After the first classroom session, rookies get an impromptu cautionary tale from auto parts manager Scott Alair, a racer back for his second seminar, who asserts, “They’re really serious about the low flying. Last year I got put on probation.”
Come afternoon, it’s time to fly. Stephens is in a Glasair III, a single-engine composite type that is a frequent competitor in the Sport class. Three pilots assigned to him will train as a team.
Michael Lloyd, who gets the number-two slot, flying off Stephens’ wing, is an investment banker and an ex-military pilot from the San Francisco Bay area. When he hired Stephens to help him ferry a newly acquired Glasair III home, Stephens pointed out that the airplane was fast enough to compete in the Sport class.

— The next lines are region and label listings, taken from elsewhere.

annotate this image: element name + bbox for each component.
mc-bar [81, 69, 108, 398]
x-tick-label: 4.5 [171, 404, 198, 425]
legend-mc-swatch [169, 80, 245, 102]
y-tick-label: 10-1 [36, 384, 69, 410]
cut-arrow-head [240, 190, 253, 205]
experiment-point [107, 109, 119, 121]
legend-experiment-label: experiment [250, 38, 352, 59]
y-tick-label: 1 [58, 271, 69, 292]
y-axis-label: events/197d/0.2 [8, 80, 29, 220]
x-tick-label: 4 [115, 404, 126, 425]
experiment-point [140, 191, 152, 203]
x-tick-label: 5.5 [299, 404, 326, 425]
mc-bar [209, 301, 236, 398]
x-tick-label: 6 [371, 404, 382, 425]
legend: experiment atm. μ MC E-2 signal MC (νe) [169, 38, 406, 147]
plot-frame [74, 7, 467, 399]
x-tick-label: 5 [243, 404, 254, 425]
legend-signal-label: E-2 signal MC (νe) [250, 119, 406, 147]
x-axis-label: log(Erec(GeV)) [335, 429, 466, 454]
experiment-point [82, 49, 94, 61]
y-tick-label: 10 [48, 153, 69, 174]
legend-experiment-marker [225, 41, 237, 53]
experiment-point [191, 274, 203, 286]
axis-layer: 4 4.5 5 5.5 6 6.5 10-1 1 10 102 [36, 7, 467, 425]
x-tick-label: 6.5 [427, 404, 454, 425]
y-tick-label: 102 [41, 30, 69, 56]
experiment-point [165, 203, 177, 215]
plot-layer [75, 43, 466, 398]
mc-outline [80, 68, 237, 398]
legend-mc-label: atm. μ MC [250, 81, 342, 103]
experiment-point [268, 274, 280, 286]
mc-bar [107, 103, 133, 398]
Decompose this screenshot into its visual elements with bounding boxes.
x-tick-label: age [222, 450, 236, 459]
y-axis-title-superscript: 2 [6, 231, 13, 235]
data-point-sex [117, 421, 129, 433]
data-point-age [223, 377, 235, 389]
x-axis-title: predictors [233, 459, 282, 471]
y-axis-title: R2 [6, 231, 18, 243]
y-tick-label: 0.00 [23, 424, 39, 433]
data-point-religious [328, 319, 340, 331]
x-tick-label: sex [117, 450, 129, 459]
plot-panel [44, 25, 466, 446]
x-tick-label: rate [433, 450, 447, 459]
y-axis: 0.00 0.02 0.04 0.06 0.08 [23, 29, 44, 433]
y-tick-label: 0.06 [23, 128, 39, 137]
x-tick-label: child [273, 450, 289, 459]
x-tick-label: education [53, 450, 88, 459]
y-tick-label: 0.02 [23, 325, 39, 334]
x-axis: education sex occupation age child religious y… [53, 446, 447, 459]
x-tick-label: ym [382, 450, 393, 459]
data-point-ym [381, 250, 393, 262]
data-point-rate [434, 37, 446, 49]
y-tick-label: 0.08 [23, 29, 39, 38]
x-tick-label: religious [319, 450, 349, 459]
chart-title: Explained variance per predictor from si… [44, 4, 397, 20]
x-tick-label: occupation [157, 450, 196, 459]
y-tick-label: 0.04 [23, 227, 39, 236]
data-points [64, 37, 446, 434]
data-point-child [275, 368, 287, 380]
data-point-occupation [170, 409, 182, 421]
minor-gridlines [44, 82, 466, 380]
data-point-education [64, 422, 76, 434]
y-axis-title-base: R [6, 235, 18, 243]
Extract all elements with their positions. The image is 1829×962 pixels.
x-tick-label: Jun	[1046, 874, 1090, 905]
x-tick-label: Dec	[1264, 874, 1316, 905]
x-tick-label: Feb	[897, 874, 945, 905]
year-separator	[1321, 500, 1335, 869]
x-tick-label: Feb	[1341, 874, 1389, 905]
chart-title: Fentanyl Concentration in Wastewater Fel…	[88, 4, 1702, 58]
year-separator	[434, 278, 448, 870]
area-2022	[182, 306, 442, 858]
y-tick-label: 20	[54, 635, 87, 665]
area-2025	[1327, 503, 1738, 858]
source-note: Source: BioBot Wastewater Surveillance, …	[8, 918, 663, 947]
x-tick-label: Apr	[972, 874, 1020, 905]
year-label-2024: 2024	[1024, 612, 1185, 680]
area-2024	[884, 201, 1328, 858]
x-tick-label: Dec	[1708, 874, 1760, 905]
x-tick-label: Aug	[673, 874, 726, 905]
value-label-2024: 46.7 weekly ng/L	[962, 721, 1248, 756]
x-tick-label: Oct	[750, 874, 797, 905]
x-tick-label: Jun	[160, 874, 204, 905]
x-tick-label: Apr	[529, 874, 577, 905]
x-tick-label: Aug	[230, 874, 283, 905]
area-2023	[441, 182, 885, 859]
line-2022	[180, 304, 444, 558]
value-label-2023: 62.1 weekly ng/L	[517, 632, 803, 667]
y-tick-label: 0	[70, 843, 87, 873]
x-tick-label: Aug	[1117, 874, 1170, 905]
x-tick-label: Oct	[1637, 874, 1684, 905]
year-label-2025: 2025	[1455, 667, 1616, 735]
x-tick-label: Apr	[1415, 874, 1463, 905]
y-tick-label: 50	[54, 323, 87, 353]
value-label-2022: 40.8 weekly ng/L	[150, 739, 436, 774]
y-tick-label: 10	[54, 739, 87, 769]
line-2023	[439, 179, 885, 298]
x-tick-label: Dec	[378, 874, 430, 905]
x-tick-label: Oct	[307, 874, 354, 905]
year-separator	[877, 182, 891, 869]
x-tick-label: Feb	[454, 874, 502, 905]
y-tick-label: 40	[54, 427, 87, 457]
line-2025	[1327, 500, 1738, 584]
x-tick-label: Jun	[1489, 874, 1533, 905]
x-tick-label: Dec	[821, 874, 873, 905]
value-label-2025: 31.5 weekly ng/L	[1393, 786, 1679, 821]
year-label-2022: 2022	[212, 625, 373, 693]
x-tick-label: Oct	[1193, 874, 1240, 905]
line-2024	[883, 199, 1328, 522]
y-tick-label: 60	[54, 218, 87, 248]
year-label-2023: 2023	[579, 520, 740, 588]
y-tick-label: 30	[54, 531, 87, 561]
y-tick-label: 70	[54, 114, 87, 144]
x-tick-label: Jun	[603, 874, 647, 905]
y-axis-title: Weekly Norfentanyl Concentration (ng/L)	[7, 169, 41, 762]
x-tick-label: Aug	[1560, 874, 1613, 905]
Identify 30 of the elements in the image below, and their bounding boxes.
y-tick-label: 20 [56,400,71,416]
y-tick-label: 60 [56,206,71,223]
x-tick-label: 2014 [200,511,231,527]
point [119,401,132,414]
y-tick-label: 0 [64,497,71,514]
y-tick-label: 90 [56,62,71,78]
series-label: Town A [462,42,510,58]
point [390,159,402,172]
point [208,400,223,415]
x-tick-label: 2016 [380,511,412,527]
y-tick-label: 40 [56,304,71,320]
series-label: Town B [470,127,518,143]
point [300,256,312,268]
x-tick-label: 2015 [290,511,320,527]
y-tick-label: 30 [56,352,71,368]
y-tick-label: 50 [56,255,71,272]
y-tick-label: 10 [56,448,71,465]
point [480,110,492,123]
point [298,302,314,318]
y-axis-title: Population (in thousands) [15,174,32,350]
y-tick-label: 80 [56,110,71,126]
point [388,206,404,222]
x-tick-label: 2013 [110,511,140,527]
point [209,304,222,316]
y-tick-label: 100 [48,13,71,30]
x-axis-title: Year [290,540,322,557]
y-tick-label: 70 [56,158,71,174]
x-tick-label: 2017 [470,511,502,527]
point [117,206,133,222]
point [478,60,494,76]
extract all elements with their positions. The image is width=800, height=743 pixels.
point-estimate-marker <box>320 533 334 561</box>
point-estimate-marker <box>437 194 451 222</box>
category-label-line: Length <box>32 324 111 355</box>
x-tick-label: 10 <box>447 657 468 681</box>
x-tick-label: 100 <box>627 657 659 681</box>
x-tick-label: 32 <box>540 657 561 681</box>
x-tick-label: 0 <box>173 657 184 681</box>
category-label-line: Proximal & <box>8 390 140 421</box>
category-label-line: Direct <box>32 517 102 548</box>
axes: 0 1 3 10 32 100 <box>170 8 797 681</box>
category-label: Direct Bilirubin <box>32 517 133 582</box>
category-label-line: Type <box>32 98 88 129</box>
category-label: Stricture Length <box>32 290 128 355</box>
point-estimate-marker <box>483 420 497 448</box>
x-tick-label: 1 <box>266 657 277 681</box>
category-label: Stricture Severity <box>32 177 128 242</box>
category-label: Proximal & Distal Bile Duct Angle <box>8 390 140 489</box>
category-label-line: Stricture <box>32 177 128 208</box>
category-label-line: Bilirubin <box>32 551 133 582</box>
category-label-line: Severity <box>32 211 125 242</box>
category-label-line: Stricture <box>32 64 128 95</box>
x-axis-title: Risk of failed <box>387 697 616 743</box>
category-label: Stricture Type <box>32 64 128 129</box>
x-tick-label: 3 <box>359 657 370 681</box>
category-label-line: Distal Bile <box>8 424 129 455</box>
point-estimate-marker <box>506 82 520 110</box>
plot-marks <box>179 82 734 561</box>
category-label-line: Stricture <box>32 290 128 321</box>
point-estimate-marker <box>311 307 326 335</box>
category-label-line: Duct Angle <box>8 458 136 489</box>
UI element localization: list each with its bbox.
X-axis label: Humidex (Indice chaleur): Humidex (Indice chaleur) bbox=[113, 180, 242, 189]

Rod Von Grote is attempting the impossible task of replacing Darryl Greenamyer, who is stepping down after dominating the Sport class with the same ease he dominated the Unlimited class in the 1960s. (Greenamyer still has the highest number of wins in the Unlimiteds: seven golds.) Von Grote will fly Greenamyer’s airplane, a highly modified Lancair Super Legacy. Andy Chiavetta, the genius behind the modifications and the man Greenamyer describes as “the son I never had,” can, in real time, look at a computer-synthesized display of the Lancair’s cockpit and operate as flight engineer via radio, freeing Von Grote to find the pylons and avoid traffic.
Rounding out the flight is Tara Zaccagnino, a New Jersey instructor in corporate jets who has the least experience. She is on the end of the formation, where she’ll have room to operate, and any mistakes she makes won’t ripple through the flight. Senior check pilot and Sport class instructor Rick Vandam will join her in the cockpit.
Stephens takes his flight to the northwest of Reno-Stead Field to fly up and down a long valley, where the three rookies practice separating from and rejoining the formation. Lloyd’s blue and silver Glasair slides predictably in and out of formation like a pendulum, the pilot executing the breaks and rejoins with a graceful and reassuring reliability. Von Grote, an airline pilot, has a tendency to overshoot his arrival as he gets used to the power response of his new propeller-driven environment. Zaccagnino, flying on the whiplash end of the formation, has her hands full anticipating the power required when the lead airplane begins a turn, and the drag needed to keep from overtaking the others when she arrives in formation. Midway through the session, a mechanical malfunction causes her to take the aircraft back to Stead Field.
Stephens calls for the two remaining members to fall into trail formation for the entry to the course. He takes the flight down to 200 feet and cruises one lap around the 8.48-mile Unlimited course before turning onto the smaller Sport course. The reason for this simple orientation flight is obvious once you’re up there: If you don’t know exactly where to look, the brown telephone-pole pylons with the orange and white barrels at the top are nearly impossible to see against the mottled brown desert, even from 200 feet. A good racing pilot is projecting his line around the next pylon from the one he is about to pass, so a clear understanding of where the pylons actually are is vital.